Published online by Cambridge University Press: 13 March 2010
Instead of Kierkegaard's Relations to Hegel Reconsidered, the present study might with equal justice be entitled Kierkegaard's Relations to Danish Hegelianism since the investigation has again and again led back to the Danish context in which Hegel's thought was employed and critically discussed at the time. However, the value of this study lies not so much in its treatment of Kierkegaard's relation to the forgotten figures of the Danish Hegelian movement but rather in the ways in which the interpretation of Kierkegaard presented here will affect what has come to be the standard reading of nineteenth-century European philosophy.
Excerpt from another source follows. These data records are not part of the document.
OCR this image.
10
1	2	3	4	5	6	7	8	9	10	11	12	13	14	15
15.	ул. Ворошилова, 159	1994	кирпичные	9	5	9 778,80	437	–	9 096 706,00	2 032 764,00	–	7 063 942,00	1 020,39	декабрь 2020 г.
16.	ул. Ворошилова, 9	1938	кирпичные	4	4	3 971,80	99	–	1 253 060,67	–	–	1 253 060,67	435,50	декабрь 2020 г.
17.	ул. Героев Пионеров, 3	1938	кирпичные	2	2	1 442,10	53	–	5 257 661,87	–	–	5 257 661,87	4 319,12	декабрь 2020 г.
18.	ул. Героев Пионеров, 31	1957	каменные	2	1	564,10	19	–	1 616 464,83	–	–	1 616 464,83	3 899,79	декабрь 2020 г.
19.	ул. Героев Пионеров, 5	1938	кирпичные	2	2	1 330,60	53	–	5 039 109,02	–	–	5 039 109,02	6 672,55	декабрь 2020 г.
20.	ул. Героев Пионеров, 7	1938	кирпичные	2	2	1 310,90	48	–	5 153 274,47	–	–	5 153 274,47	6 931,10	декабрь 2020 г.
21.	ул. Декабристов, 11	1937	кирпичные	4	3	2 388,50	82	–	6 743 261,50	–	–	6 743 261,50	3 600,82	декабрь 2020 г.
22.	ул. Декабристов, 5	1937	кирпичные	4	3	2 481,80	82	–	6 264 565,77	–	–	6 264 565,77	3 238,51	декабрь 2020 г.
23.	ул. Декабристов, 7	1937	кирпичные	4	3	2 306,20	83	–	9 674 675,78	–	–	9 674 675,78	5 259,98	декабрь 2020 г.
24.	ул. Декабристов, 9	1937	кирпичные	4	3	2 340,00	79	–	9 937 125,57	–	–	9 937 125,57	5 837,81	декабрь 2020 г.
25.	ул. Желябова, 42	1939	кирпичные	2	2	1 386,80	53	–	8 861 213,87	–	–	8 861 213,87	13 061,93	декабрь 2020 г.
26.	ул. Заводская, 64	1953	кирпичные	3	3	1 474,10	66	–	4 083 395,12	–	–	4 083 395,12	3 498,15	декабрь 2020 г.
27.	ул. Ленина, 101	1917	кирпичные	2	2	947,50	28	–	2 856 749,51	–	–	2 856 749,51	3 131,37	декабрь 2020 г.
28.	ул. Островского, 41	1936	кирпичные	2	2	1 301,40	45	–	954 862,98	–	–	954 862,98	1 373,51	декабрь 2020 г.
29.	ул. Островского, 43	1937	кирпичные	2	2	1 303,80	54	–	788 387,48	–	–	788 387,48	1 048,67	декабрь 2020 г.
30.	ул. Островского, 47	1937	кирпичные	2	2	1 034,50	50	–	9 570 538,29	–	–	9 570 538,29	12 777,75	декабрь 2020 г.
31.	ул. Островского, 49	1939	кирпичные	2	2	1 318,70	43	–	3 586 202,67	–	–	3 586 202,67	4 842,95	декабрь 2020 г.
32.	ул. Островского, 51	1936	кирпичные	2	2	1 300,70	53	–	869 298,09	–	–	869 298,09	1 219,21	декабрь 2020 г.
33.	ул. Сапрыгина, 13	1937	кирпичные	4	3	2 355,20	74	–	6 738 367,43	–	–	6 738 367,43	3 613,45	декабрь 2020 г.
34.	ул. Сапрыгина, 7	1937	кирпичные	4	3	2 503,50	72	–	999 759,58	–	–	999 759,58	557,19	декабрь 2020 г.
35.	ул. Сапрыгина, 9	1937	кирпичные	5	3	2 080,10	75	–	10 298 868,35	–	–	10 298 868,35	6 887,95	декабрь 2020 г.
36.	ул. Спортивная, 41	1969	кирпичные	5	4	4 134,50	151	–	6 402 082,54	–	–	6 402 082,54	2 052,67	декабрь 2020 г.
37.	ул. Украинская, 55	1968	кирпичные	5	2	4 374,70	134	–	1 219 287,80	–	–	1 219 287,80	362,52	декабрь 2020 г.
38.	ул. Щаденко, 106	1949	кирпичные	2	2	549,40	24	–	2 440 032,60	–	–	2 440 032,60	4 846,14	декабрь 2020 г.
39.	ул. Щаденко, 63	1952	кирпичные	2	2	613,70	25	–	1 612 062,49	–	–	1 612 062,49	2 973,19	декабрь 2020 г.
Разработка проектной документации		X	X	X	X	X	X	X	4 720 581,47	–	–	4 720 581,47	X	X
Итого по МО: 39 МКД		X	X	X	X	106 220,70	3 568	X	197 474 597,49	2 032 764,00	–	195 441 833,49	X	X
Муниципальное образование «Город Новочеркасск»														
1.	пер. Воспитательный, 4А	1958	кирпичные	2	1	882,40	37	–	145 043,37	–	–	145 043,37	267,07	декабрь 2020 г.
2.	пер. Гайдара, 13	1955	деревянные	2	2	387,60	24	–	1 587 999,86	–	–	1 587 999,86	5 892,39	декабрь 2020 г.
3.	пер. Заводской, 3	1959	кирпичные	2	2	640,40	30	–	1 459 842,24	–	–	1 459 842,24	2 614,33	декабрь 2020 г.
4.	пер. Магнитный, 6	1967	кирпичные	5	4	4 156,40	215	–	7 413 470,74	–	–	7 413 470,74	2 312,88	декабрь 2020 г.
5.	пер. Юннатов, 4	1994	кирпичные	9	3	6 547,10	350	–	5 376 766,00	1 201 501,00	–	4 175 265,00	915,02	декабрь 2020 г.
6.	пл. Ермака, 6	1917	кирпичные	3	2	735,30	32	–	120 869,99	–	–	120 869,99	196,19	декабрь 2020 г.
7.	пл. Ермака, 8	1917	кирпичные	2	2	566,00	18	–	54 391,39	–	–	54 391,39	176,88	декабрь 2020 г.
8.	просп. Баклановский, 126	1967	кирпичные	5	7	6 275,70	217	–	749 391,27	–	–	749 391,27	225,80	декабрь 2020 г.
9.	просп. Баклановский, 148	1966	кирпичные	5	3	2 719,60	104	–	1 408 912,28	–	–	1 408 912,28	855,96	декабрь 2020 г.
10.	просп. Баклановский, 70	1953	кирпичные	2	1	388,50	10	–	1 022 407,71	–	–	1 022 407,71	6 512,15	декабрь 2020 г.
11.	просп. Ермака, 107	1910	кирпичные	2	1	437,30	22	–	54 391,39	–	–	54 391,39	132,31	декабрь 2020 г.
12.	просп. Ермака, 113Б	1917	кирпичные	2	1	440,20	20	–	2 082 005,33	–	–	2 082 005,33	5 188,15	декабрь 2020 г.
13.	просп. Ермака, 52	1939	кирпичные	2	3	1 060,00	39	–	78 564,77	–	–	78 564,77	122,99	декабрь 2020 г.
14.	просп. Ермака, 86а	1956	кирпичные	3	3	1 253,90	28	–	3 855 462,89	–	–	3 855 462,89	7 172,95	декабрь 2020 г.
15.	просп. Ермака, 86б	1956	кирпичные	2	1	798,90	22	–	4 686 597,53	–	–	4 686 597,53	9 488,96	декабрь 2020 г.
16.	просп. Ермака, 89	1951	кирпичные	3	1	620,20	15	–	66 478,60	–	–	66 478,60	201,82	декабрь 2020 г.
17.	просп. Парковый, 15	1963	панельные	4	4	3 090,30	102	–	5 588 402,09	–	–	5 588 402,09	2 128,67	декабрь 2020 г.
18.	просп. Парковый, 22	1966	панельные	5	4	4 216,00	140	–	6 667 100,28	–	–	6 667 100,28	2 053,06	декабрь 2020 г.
The emphasis on Kierkegaard's relation to the Danish Hegelians will doubtless strike many readers as overly specialized and of purely historical interest. Yet, if the research put forth in the present investigation is correct, then the standard picture of Kierkegaard's role in the development of nineteenth-century European philosophy will need to be substantially revised.
The goal of the present chapter is to sketch the most significant of these revisions. In order to appreciate the importance of these, it will be necessary to cast a brief glance at the common picture of Kierkegaard's place in European thought vis-à-vis Hegel that has been produced as a result of the general paradigm presented by Thulstrup and others. I will begin by reviewing the main conclusions of the present study in order to obtain an overview of the mass of information examined here.